For most brain injury survivors, losing the memories of how they sustained their injury and their early days in recovery is often referred to as ‘a blessing in disguise’. But for Karen Whitehead, it was the not knowing which caused so many problems.
“I remember waking in Croydon Hospital and being told I’d suffered a grade three subarachnoid haemorrhage,” she said. “I was in a rare position as I knew exactly what it was and what it meant because my husband had been diagnosed with a haemorrhage five years ago.”
Prior to this, Karen had stayed at St George’s Hospital as she battled hydrocephalus and meningitis as a result of the haemorrhage, but she has absolutely no recollection of being there.
She was later discharged from hospital after undergoing a coiling procedure and the real journey towards recovery began.
Karen said: “It is a battle to recover after a brain haemorrhage. You feel incredibly tired, but yet don’t sleep well. All your senses are affected. You just don’t feel yourself anymore. Nevertheless, I battled on.”
But things took a turn for the worst six months after Karen was discharged and she started experiencing symptoms of PTSD.
“Out of the blue I started getting the most horrific, foul, terrible nightmares you can imagine,” she recalled.
“I’ve never watched any gory or nasty films or TV, I don’t like or watch horror films or programmes, so to experience this at night was so frightening and made me terrified to go to bed at night or go to sleep.
“Then the flashbacks started, which were like living my nightmares in the day. I would wake screaming the house down in terror. I then had to put on all the lights and did not dare to go back to sleep.
I was frightened to leave my home and became really depressed and anxious. I only left home to go to hospital appointments, but these triggered particularly bad flashback episodes and nightmares.
Karen had been referred to a neuropsychologist to work on her memory problems, but there was a long waiting list.

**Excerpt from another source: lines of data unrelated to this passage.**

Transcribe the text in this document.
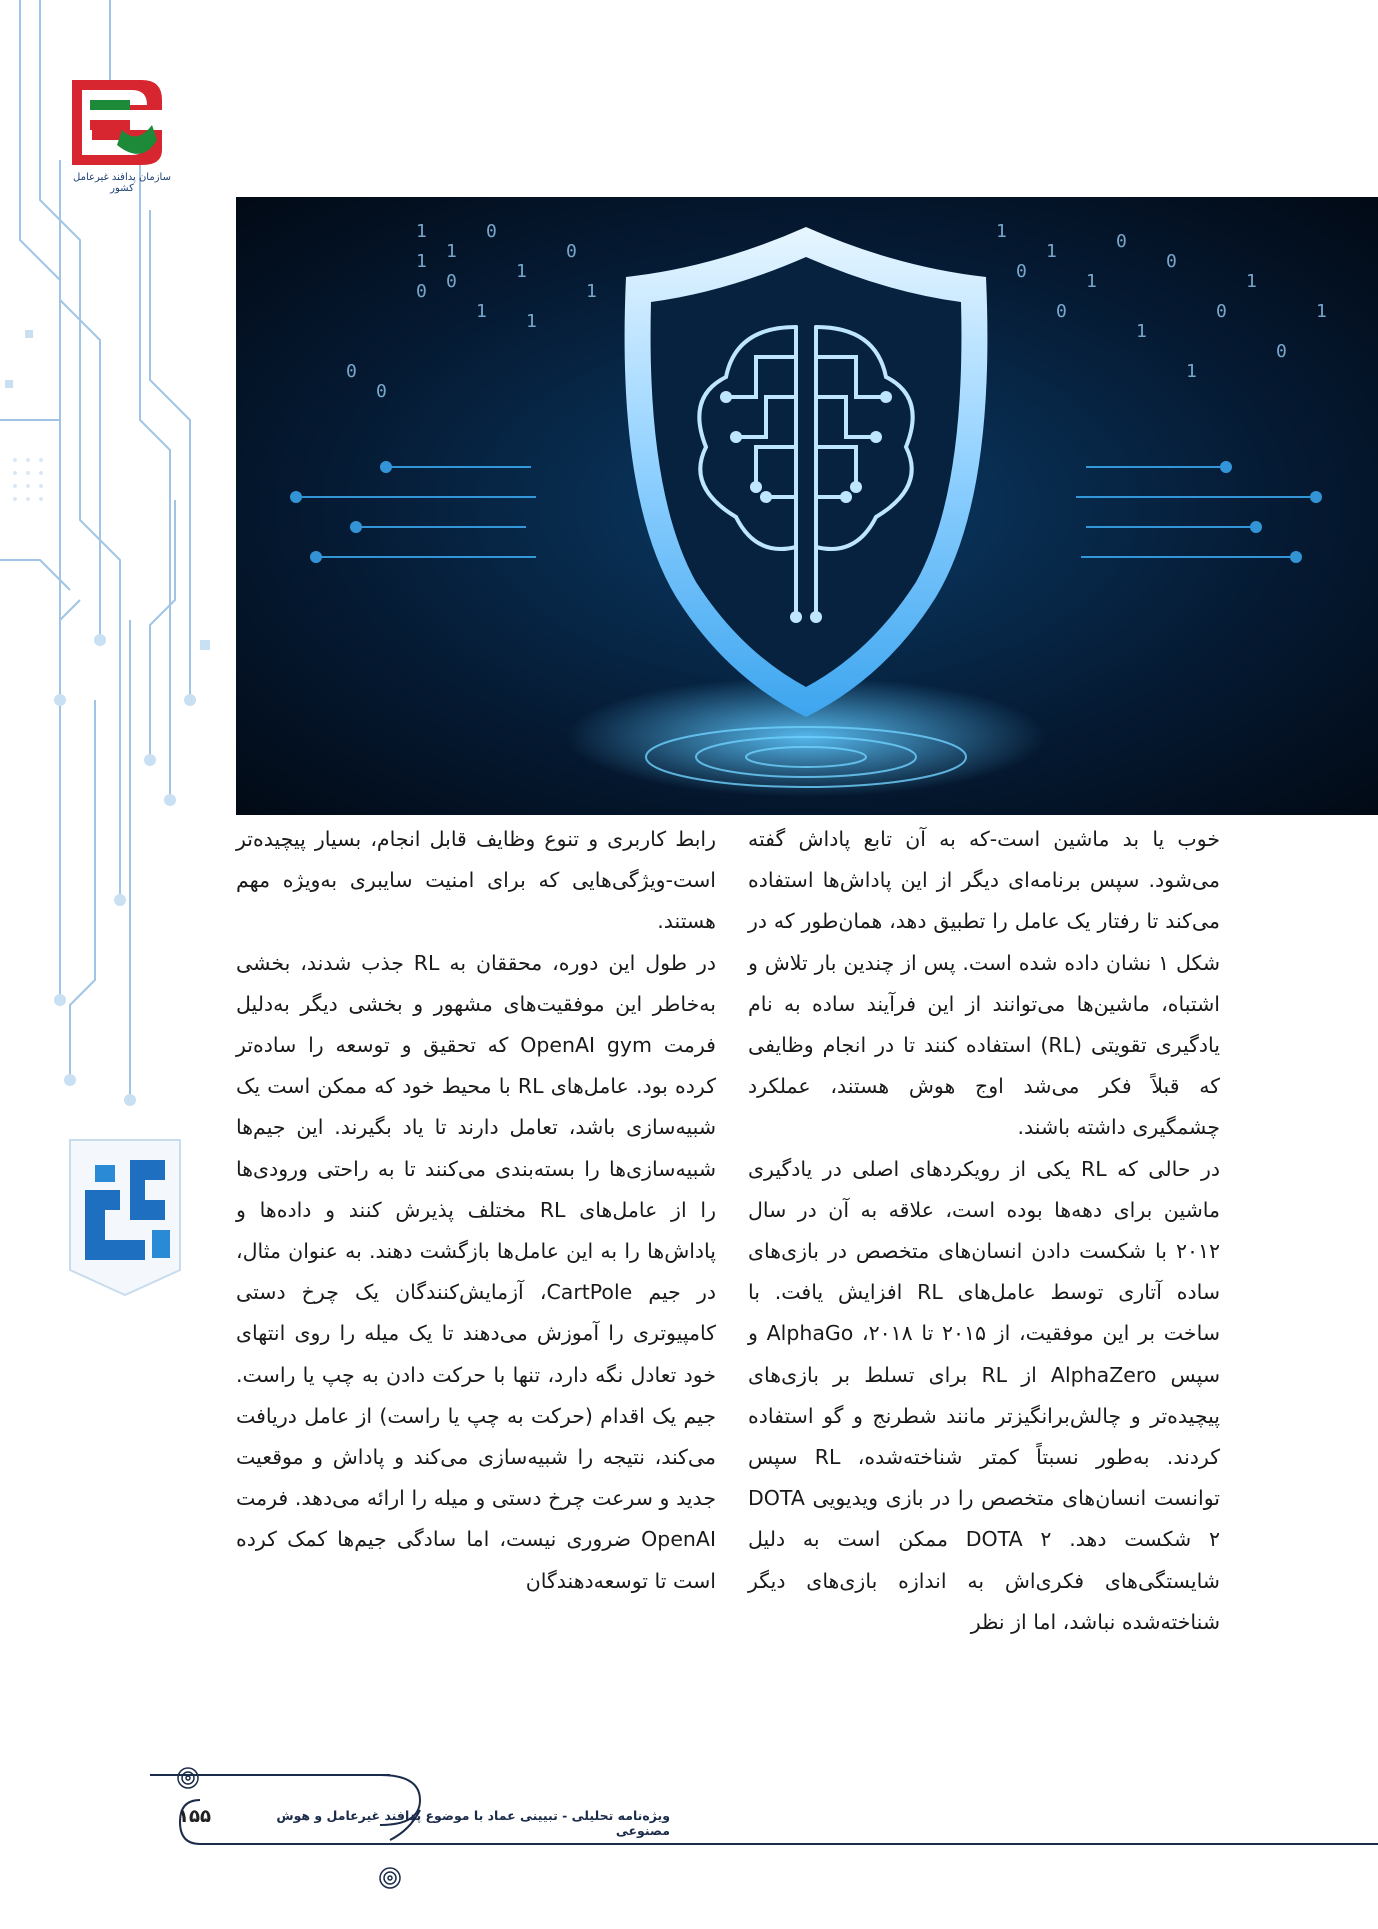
سازمان پدافند غیرعامل کشور
1
1
0
1
0
1
0
1
1
0
1
0
0
1
0
1
0
1
0
1
0
1
0
1
0
1

خوب یا بد ماشین است-که به آن تابع پاداش گفته می‌شود. سپس برنامه‌ای دیگر از این پاداش‌ها استفاده می‌کند تا رفتار یک عامل را تطبیق دهد، همان‌طور که در شکل ۱ نشان داده شده است. پس از چندین بار تلاش و اشتباه، ماشین‌ها می‌توانند از این فرآیند ساده به نام یادگیری تقویتی (RL) استفاده کنند تا در انجام وظایفی که قبلاً فکر می‌شد اوج هوش هستند، عملکرد چشمگیری داشته باشند.

در حالی که RL یکی از رویکردهای اصلی در یادگیری ماشین برای دهه‌ها بوده است، علاقه به آن در سال ۲۰۱۲ با شکست دادن انسان‌های متخصص در بازی‌های ساده آتاری توسط عامل‌های RL افزایش یافت. با ساخت بر این موفقیت، از ۲۰۱۵ تا ۲۰۱۸، AlphaGo و سپس AlphaZero از RL برای تسلط بر بازی‌های پیچیده‌تر و چالش‌برانگیزتر مانند شطرنج و گو استفاده کردند. به‌طور نسبتاً کمتر شناخته‌شده، RL سپس توانست انسان‌های متخصص را در بازی ویدیویی DOTA ۲ شکست دهد. DOTA ۲ ممکن است به دلیل شایستگی‌های فکری‌اش به اندازه بازی‌های دیگر شناخته‌شده نباشد، اما از نظر

رابط کاربری و تنوع وظایف قابل انجام، بسیار پیچیده‌تر است-ویژگی‌هایی که برای امنیت سایبری به‌ویژه مهم هستند.

در طول این دوره، محققان به RL جذب شدند، بخشی به‌خاطر این موفقیت‌های مشهور و بخشی دیگر به‌دلیل فرمت OpenAI gym که تحقیق و توسعه را ساده‌تر کرده بود. عامل‌های RL با محیط خود که ممکن است یک شبیه‌سازی باشد، تعامل دارند تا یاد بگیرند. این جیم‌ها شبیه‌سازی‌ها را بسته‌بندی می‌کنند تا به راحتی ورودی‌ها را از عامل‌های RL مختلف پذیرش کنند و داده‌ها و پاداش‌ها را به این عامل‌ها بازگشت دهند. به عنوان مثال، در جیم CartPole، آزمایش‌کنندگان یک چرخ دستی کامپیوتری را آموزش می‌دهند تا یک میله را روی انتهای خود تعادل نگه دارد، تنها با حرکت دادن به چپ یا راست. جیم یک اقدام (حرکت به چپ یا راست) از عامل دریافت می‌کند، نتیجه را شبیه‌سازی می‌کند و پاداش و موقعیت جدید و سرعت چرخ دستی و میله را ارائه می‌دهد. فرمت OpenAI ضروری نیست، اما سادگی جیم‌ها کمک کرده است تا توسعه‌دهندگان

۱۵۵	ویژه‌نامه تحلیلی - تبیینی عماد با موضوع پدافند غیرعامل و هوش مصنوعی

Thankfully however, due to the severity of her situation, she quickly began treatment for post-intensive care PTSD.
“My friends and family kept telling me that it was a good thing that I couldn’t remember being in the hospital and that I should just focus on recovering instead,” said Karen. “But my neuropsychologist said the exact opposite. They said the PTSD was due to the fact that my memory was trying to work and put the pieces together, but it couldn’t.
“They said it was further compounded by many past years of illness and on-going medical difficulties – I had a rare bone disease, idiopathic pregnancy associated osteoporosis and I was diagnosed with breast cancer on the same day as having the brain haemorrhage.”
Thankfully, with the help of her neurosurgeon, neuropsychologist and family, Karen was able to put together a picture of her time at St George’s Hospital.
She said: “We used hospital records, Facebook posts, texts and emails to work out what was happening and when. I also had to keep a nightmare and flashback diary so we could try to work out any triggers, which for me seemed to be linked to medical situations.
It all seemed very simplistic to me and I could not believe this would work, but it did gradually. It was a very slow process over many months and sessions.
“For my final session, my husband and I visited St George’s and I was taken back around my wards and the hospital to check that I felt okay. Everybody wanted to ensure that I could cope going back to St George’s Hospital for ongoing scans, tests and appointments and also going to other hospitals and liaising with health professionals moving forwards.
“I now fully appreciate that my memory of the stay in St George’s will never return, but I feel much better knowing all about what happened to me and why.”
Karen’s experiences inspired her daughter Eirian, a solicitor, to specialise in assisting others with brain injury - something that Karen is very proud of her for.
With medical help and the help of her family, over time, Karen has made great progress, but issues with her PTSD can still creep up from time to time.
She said: “As COVID-19 started I was put on the highly vulnerable NHS list and told to shield. I was very frightened and unfortunately the nightmares and flashbacks restarted, but they seem to have eased.
It seems that I will have to battle with PTSD on an ongoing basis. I have been told that I can always return to neuropsychology as required, but I now have coping tools for this terrible mental health condition and feel that I understand PTSD better.